As an SMSF trustee with the end of financial year approaching, make sure you’re up-to-date on the regulations and requirements to ensure your Self Managed Superannuation Fund is compliant and takes advantage of any tax benefits.

 

1.     Valuation of Assets

The assets in your SMSF need to be valued each financial year. Your administrator needs to report the market value of the assets in the SMSF’s financial statements for income tax purposes. Your auditor will need to verify that the SMSF is compliant and has not violated tax and super laws. The valuation must also be backed up by supportive data.

 

2.     Superannuation Contributions

All current year contributions must be received before 30 June. If making a non-concessional contribution, check if the bring-forward provision has been triggered. This will affect how much you can contribute.

 

3.     Employer Superannuation Contributions

Employer contributions need to be made by the 28th day of the month following the end of the quarter the employee’s salary was earned. If an employee’s Superannuation Guarantee for last financial year was received by your SMSF this financial year, you will need to include the contribution in your contribution cap for the 2017 – 2018 financial year.

 

4.     Salary Sacrifice Superannuation Contributions

If you have a salary sacrifice arrangement in place with your employer, to sacrifice your pre-tax wages into superannuation, these are counted towards your concessional contribution caps. Make sure you check your records before contributing more to avoid exceeding your cap of $25,000.

 

5.     Tax Deduction on Your Personal Superannuation Contributions

Effective 1 July 2017, the 10% maximum earnings condition was removed for the 2017-18 and future financial years. This means most people under 75 years old can claim a tax deduction for personal super contributions (including those aged 65 to 74 who meet the work test), up to their personal cap of $25,000. This amount includes Employer and Salary Sacrifice contributions.

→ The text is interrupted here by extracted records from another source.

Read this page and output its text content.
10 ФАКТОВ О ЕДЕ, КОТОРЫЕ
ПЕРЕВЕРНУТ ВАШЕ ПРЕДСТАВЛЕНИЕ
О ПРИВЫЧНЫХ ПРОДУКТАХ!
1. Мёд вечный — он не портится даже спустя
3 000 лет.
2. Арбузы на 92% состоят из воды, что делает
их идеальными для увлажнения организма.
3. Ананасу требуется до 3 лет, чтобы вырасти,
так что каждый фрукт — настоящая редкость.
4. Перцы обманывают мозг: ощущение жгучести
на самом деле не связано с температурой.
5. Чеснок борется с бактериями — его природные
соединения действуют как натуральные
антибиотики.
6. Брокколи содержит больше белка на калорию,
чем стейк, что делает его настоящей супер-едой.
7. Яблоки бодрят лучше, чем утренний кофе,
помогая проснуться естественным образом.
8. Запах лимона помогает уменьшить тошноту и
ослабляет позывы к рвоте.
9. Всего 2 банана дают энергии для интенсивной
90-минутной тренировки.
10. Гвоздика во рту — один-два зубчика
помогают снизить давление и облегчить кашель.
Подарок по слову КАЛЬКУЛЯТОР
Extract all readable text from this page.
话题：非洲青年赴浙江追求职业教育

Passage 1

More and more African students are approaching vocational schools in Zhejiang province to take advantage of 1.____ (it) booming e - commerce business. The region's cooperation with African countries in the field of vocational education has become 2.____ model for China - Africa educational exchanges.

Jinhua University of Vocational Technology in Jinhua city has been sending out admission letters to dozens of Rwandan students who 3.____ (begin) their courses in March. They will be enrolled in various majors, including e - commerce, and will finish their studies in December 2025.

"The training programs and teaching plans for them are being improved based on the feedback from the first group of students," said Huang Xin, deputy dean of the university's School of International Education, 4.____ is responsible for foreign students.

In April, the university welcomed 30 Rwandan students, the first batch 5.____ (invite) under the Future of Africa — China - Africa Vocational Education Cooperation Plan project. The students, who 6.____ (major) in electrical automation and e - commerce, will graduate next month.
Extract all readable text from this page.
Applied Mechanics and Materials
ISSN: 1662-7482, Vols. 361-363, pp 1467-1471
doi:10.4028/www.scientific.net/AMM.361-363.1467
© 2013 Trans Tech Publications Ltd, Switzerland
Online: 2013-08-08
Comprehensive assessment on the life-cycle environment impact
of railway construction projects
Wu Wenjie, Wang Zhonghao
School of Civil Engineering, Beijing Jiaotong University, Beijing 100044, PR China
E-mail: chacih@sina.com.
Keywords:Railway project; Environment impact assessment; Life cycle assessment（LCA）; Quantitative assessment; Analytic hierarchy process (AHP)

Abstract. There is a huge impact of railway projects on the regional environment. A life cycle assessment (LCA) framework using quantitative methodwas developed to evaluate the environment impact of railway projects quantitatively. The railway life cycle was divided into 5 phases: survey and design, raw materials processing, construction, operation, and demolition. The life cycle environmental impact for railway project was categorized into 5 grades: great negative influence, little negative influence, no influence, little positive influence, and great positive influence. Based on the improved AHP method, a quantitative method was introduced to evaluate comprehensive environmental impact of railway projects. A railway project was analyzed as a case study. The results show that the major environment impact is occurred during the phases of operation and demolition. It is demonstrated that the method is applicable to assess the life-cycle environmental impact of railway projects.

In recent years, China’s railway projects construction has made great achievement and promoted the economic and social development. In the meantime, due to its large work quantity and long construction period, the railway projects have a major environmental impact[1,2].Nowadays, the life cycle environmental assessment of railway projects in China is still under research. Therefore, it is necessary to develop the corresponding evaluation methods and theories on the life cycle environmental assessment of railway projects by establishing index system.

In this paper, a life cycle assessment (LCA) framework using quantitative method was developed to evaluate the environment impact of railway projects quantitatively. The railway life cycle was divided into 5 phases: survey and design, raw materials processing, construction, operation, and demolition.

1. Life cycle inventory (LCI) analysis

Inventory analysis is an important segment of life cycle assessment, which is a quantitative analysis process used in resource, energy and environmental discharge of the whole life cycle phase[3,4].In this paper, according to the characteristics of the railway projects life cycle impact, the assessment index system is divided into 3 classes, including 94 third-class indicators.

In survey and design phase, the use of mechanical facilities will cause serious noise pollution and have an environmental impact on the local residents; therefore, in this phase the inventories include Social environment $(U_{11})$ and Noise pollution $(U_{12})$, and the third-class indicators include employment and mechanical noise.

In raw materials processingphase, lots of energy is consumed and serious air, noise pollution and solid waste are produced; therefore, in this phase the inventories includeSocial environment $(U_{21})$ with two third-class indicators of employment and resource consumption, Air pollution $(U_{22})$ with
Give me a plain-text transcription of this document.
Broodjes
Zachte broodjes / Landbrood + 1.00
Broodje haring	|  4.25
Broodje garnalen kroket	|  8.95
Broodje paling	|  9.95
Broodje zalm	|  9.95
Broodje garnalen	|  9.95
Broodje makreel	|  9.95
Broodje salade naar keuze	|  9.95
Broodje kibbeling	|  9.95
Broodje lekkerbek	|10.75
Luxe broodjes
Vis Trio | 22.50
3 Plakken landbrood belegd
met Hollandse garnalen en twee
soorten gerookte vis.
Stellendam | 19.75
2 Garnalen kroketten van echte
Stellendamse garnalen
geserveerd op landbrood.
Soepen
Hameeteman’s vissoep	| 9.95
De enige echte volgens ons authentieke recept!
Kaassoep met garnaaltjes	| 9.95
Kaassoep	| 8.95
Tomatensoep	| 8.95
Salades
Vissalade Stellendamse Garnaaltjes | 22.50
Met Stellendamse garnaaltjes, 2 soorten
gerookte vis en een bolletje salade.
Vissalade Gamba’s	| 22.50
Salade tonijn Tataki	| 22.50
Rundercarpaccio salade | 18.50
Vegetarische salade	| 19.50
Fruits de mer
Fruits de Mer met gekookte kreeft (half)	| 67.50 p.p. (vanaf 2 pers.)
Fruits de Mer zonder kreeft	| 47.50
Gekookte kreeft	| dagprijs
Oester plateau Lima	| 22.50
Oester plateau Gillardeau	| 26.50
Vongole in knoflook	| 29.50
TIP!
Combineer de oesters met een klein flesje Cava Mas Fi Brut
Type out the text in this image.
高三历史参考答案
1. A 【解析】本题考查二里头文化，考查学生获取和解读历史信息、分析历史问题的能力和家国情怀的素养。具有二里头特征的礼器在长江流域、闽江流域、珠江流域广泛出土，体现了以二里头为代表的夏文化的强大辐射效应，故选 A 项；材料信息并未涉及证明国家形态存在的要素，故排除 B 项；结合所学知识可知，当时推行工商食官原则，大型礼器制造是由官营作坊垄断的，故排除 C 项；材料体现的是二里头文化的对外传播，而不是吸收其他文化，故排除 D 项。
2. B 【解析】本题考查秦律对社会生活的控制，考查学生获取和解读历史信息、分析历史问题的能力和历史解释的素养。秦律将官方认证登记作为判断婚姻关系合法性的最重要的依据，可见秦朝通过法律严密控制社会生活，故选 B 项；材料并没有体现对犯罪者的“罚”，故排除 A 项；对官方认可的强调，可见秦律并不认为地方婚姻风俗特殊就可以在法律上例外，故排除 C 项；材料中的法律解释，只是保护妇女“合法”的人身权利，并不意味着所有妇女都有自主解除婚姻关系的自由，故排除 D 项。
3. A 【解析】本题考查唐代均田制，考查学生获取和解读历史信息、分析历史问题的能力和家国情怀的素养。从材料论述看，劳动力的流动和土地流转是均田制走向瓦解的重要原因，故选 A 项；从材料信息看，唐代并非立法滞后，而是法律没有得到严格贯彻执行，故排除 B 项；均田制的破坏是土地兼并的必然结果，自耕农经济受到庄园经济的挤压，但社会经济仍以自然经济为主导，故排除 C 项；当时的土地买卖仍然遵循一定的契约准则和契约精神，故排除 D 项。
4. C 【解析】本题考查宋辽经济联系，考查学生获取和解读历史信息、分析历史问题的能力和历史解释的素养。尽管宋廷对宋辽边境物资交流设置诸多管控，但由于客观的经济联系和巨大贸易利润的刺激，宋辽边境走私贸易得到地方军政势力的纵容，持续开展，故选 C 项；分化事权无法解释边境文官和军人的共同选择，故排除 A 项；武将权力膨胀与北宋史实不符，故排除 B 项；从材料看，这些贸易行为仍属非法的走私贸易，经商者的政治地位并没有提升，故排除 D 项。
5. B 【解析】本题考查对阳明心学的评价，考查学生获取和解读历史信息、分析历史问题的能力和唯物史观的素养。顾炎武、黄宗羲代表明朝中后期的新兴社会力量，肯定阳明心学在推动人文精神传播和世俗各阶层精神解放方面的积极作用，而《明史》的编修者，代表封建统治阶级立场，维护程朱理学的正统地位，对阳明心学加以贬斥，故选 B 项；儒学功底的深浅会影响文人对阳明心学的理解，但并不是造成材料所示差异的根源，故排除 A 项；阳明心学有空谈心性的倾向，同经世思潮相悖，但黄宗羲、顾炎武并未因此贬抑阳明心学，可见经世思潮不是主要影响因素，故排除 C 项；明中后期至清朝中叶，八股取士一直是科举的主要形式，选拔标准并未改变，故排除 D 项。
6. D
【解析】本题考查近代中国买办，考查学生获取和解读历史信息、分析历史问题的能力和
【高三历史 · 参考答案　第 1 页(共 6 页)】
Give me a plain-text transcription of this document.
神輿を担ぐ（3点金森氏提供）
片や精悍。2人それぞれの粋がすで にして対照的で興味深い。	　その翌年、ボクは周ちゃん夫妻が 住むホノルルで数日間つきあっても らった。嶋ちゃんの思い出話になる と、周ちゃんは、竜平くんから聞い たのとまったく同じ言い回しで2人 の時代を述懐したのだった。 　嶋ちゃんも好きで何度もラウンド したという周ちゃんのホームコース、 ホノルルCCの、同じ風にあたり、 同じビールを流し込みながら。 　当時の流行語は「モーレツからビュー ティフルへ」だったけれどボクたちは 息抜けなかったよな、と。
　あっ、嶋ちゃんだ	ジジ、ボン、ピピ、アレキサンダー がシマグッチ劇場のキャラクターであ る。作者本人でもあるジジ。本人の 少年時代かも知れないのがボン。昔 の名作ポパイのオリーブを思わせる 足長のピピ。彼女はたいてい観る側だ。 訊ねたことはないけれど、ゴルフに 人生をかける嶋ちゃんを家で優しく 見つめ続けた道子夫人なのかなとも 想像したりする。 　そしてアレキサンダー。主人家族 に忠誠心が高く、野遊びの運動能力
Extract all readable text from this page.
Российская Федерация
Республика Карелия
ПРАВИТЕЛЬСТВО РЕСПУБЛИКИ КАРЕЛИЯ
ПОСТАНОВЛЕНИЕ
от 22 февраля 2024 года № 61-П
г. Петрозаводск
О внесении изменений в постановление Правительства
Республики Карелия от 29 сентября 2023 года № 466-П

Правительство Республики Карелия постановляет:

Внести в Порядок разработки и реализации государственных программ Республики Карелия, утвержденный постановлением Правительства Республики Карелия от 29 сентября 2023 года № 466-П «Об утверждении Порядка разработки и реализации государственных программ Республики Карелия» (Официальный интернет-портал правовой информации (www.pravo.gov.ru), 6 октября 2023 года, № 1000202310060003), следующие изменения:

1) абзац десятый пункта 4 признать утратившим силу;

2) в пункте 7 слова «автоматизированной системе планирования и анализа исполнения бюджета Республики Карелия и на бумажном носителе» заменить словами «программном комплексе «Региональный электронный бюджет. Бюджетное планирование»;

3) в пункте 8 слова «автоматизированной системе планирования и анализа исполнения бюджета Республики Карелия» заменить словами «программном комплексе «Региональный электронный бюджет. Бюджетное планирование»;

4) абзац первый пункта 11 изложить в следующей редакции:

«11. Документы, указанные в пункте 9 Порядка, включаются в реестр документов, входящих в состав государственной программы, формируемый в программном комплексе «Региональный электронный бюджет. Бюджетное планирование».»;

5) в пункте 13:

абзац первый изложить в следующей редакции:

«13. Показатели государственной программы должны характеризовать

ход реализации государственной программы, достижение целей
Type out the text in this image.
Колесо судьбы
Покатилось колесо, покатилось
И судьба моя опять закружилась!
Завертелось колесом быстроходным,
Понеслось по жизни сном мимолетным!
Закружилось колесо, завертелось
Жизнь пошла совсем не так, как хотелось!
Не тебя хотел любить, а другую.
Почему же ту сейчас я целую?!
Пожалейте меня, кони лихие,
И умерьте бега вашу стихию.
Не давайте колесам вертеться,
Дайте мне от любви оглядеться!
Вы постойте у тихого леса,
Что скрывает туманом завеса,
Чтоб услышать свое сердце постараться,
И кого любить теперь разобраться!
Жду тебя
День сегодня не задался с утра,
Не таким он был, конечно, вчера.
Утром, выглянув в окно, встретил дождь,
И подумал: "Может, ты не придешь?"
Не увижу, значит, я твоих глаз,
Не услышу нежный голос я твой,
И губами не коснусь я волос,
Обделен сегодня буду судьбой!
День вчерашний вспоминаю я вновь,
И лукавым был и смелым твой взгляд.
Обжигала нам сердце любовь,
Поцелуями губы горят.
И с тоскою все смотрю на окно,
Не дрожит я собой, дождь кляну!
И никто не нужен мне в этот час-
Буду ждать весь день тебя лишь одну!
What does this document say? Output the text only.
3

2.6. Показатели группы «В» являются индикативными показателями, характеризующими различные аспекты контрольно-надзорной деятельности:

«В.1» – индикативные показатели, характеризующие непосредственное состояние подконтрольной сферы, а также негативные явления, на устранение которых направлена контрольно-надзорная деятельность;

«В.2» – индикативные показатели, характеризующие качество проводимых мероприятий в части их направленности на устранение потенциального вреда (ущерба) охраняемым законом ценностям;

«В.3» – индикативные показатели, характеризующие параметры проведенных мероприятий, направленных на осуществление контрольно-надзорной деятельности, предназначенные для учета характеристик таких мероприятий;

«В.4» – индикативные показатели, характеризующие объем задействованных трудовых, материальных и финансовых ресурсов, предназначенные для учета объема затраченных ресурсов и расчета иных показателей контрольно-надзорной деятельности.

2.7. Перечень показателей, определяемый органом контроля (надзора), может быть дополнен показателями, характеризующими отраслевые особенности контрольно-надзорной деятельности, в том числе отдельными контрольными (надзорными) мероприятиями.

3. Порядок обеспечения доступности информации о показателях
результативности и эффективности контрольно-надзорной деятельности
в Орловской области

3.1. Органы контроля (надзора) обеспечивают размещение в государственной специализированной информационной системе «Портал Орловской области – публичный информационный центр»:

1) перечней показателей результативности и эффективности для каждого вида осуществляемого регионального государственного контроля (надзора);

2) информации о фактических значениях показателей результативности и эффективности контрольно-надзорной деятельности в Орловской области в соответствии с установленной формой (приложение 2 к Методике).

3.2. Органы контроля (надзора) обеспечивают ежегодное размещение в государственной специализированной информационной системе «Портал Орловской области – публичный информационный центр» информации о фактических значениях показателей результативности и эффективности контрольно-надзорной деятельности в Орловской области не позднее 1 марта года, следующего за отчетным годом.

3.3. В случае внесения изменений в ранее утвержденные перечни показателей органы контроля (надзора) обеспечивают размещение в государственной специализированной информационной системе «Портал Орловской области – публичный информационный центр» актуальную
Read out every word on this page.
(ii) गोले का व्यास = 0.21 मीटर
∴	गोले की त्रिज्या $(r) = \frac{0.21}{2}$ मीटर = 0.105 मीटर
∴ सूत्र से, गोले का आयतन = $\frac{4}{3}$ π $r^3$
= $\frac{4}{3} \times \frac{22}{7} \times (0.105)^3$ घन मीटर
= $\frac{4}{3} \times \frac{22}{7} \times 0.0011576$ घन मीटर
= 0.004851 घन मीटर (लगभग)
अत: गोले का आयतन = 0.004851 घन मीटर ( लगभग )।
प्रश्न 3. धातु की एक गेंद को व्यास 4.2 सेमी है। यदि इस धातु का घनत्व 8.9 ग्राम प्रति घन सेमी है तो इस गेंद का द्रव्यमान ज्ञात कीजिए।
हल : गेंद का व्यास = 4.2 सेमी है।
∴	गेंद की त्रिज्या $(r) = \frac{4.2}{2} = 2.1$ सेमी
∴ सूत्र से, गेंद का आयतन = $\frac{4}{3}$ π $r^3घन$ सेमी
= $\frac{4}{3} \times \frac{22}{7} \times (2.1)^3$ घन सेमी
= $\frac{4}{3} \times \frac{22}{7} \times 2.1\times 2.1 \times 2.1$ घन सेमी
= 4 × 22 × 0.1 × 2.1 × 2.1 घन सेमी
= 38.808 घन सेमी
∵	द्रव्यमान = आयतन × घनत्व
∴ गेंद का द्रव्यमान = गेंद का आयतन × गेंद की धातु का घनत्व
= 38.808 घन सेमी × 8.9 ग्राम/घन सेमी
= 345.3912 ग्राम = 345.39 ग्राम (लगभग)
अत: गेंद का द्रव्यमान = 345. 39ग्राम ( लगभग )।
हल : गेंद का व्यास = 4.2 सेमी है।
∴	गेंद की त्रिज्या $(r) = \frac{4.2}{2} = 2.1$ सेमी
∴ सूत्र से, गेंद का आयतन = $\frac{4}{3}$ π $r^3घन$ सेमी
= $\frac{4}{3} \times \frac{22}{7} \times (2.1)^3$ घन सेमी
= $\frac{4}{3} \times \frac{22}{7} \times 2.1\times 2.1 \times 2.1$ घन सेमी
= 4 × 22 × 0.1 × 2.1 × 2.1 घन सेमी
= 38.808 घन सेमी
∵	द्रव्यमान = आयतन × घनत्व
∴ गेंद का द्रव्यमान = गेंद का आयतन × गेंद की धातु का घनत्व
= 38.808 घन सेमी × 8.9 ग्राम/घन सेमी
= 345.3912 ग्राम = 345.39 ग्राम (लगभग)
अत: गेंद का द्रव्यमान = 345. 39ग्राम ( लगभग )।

If you are eligible to claim a tax deduction, you will need to lodge a ‘notice of intention to claim a tax deduction’ with your SMSF Trustee before you lodge your personal income tax return. Your SMSF Trustee must also provide you with an acknowledgement of your intention to claim the deduction.

 

6.     Spouse Superannuation Contributions

To claim a tax offset on your spousal contributions, you need to ensure the contributions are received by your SMSF by 30 June. The maximum tax offset you can claim is 18% of the non-concessional contributions of up to $3,000. To claim the maximum, your spouse’s income must be $37,000 or less in this financial year. The tax offset progressively decreases above this amount and cuts out at $40,000. You are both required to be Australian residents for tax purposes and be living together on a permanent basis at the time the contribution is made.

 

7.     Superannuation Contribution Splitting

Contributions made into your SMSF can be split between you and your spouse. This is only valid if your spouse hasn’t reached their preservation age or if they have, they need to be aged under 65 and not retired from the workforce. The maximum amount that can be split for a financial year is 85% of the contributions made into your SMSF in that financial year – up to your concessional contribution cap level. If you are intending to split contributions, you must do so in the financial year immediately after the one in which your contributions were made. You can only split the contributions you have made in the current financial year if your entire benefit is being withdrawn from your SMSF before 30 June as a rollover, transfer, lump sum benefit or a combination of these. Also, you can’t claim the superannuation spouse contribution tax offset for a contribution split to your spouse’s superannuation account.

 

8.     Superannuation co-contribution

Under certain circumstances, the Government will match your non-concessional contributions with a co-contribution of up to $500 per year. To be eligible you must earn at least 10% of your income from business and/or employment, be a permanent Australian resident and be under 71 years of age at the end of the financial year. The Government contributes 50 cents for each $1 of your non-concessional contribution to a maximum of $500 made to your SMSF by 30 June. To receive the maximum co-contribution of $500, your total income must be less than $36,813. The co-contribution progressively reduces above this amount and then cuts out completely at $51,813.

 

9.     Low Income Superannuation Tax Offset

If you earn less than $37,000 and either you or your employer have made contributions into your SMSF, you could be entitled to a refund of 15% contribution tax (up to $500) paid by your SMSF. To be eligible, at least 10% of your income must come from business and/or employment and you can’t hold a temporary residence visa. To receive the refund, you must ensure the contributions are received by your SMSF by 30 June.

 

10.  Minimum Pension Payments

If you are accessing an Account Based Pension from your SMSF, make sure that the minimum amount required to be paid under superannuation law is paid from your SMSF by 30 June in order for your SMSF to receive tax exemptions. The minimum amount is determined by your age and the percentage value of your pension account balance at either the commencement date of the pension or 1 July each year. There is no maximum pension payment amount required.